Regal Reality put up a career-best performance on his latest start when he was an emphatic winner of the Group 3 Matchbook Brigadier Gerard Stakes at Sandown Park over the Coral-Eclipse course and distance, with subsequent Group 3 Paris Longchamp winner Danceteria almost seven lengths back in third.

Regal Reality was always travelling like a winner on his first start beyond a mile, although he proved tricky in the preliminaries and less than straightforward to get to the start.

Chris Richardson, Managing Director at Cheveley Park, admitted: “He had a ‘moment’ that evening but things slightly went against him, as far as he was concerned. He’s a horse who likes routine and on that occasion he was being asked to come into the paddock at a moment there was a horse coming out, and it just upset his rhythm.

“If you change his routine a home, including on gallops, it can be the same, but he’s hugely talented and it did not affect him once the race got under way. He was impressive and Sir Michael is of the opinion that he deserves to take his chance.

“By all standards it’s a very competitive race against some significant opposition, but the horse is in great form and has performed positively at the track. I think moving up to a mile and a quarter suited him last time and I know Sir Michael feels it is going to be his advantage going forwards.”

He added: “The Eclipse is one of Mr and Mrs Thompson’s favourite races and they are delighted to have a runner, and to be participating. One has to be respectful of a very strong field and Enable is a deserved favourite, but if you are not in you can’t win and at the end of the day we are not going to run away from one.”

Stoute is renowned for keeping his cards close to his chest and Richardson says that extends to him. Asked if the trainer divulges lots of information, he said: “I wish! As we all know he’s a brilliant man, a genius. A nod and a wink can sometimes tell you all.

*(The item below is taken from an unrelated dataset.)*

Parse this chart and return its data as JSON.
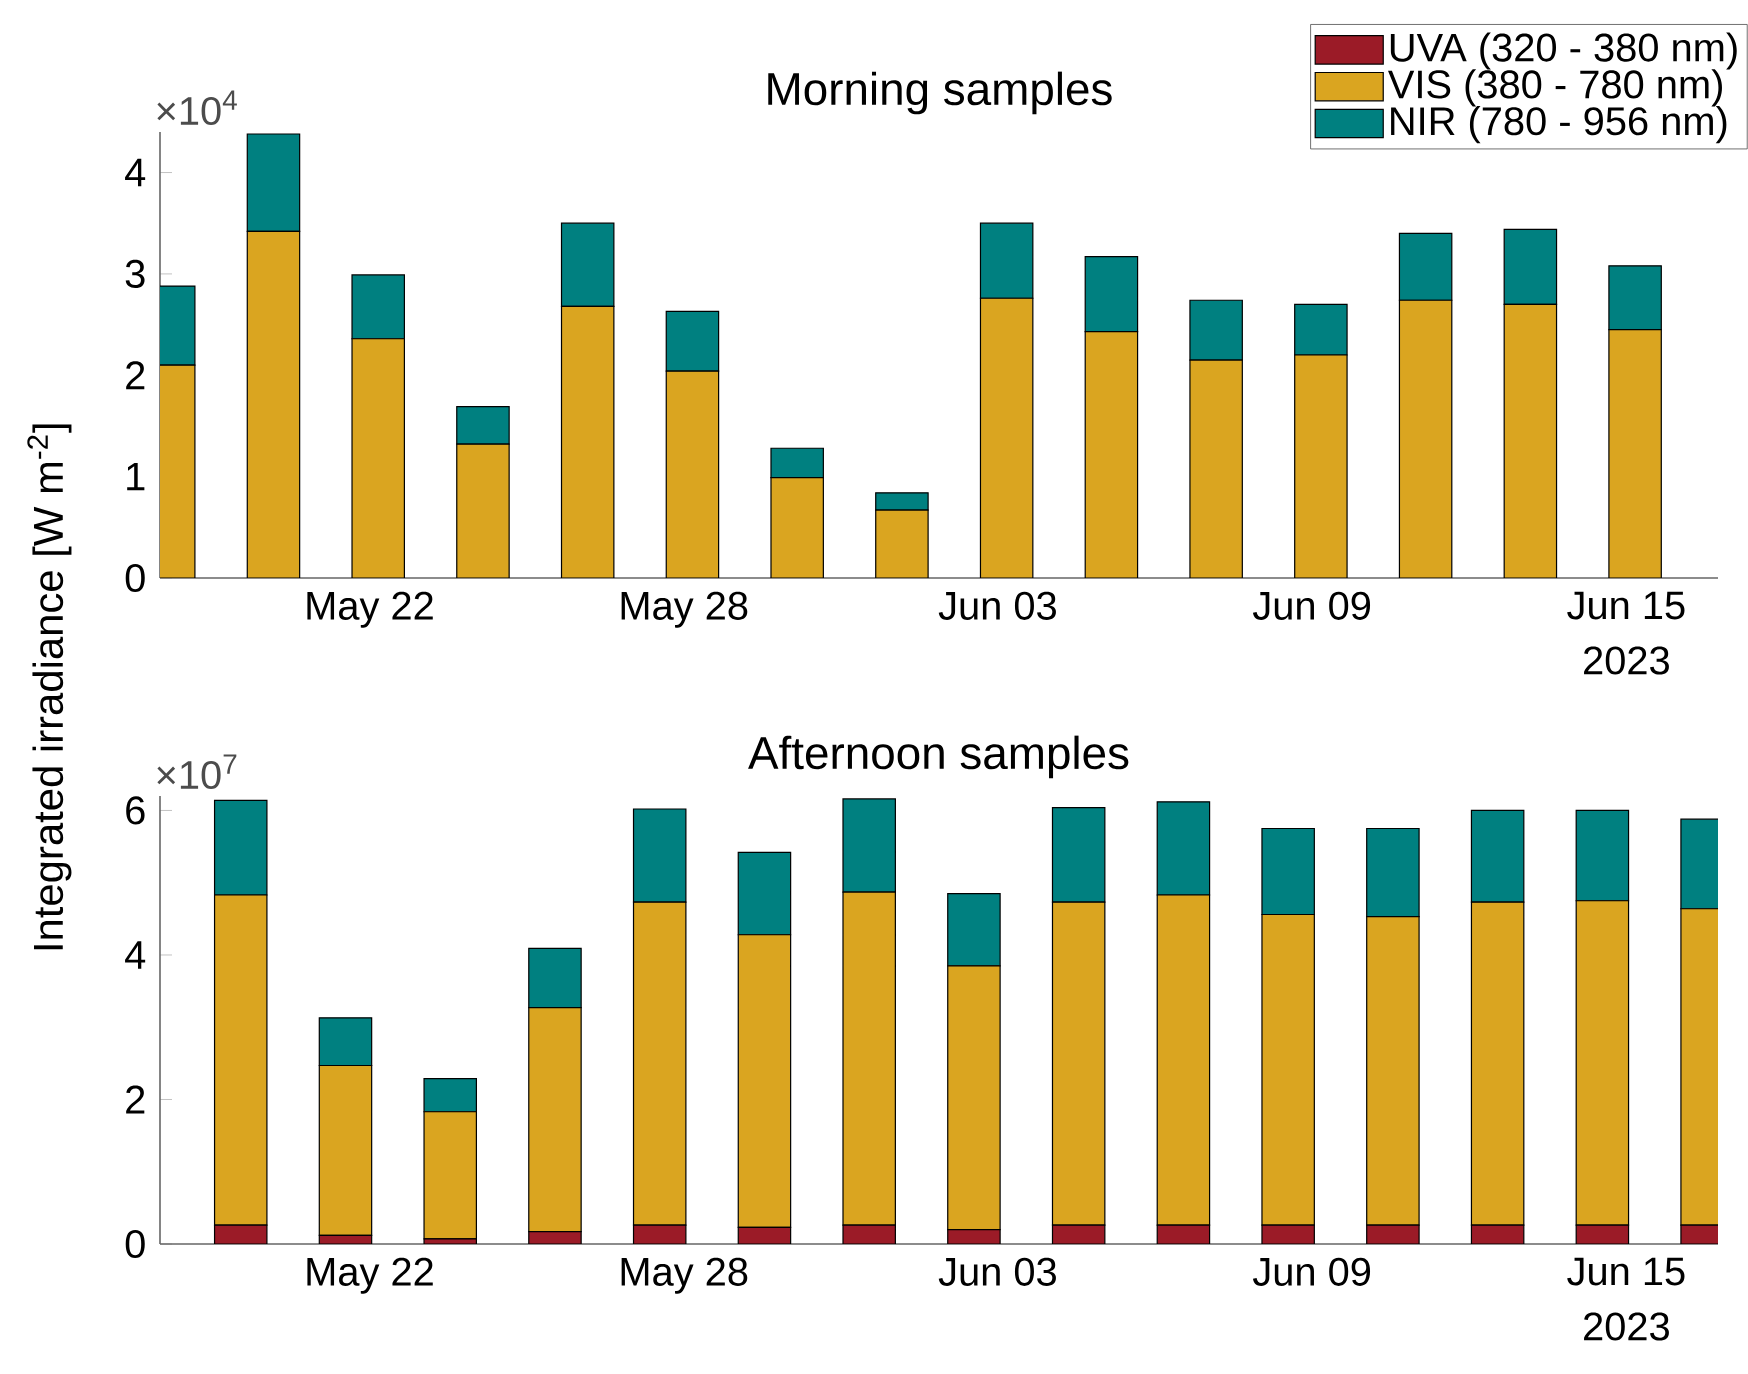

“We would not have gone to the Breeders’ Cup [with the triumphant Queen’s Trust in 2016] had Sir Michael not said ‘this is a very good filly, you ought to have a go’. We are very much guided by his opinion and he has been keen all along that this is a race we should go for [with Regal Reality].”

Stoute will also be represented by Mustashry, the decisive Al Shaqab Lockinge Stakes winner, while his Newmarket neighbour, Roger Varian, will saddle Zabeel Prince, who landed the Prix d’Ispahan at Paris Longchamp in late May.

Aidan O’Brien is seeking a record-equalling sixth Coral-Eclipse victory, although he has not struck since So You Think won the 2011 renewal. He relies on two-time Group 1 winner Magical plus Hunting Horn.

Magical has two Group 1 wins on her CV – the QIPCO British Champions Fillies & Mares Stakes plus Tattersalls Gold Cup – and finished three-quarters of a length second to Enable in the Breeders’ Cup Turf. On her latest start, she was runner-up to Crystal Ocean in the Prince of Wales’s Stakes at Royal Ascot.

The past two winners of the Al Basti Equiworld Dubai Dante Stakes to contest the Eclipse, Golden Horn (2015) and Roaring Lion (2018), have triumphed and Telecaster, the sole three-year-old in the line-up, will attempt to improve that sequence. The form of his York win has been franked but he himself subsequently disappointed when trailing home last in the Derby.

Hughie Morrison, his trainer, said: “Epsom probably came too soon for him and the course was probably not to his liking. He is bursting with energy at home, so we thought we’d better run him.

“He’s a horse who has got a lot of ability and we look forward to a good run – I just hope he turns up. He didn’t at Epsom and there was no reason to think that he wouldn’t, other than he had not had enough time to recover from a hard race 16 days before [in the Dante], as well as the fact that he was an immature horse who’d had three races in the spring. We had that doubt in our mind.

“Will we get the horse which ran in the Dante on Saturday, or the one who ran in the Derby? He doesn’t give you any outward signs of the contrary. It’s pretty unnerving and it would be easy to bottle it, but he looks well, is working well and opportunities like this do not come along very often.”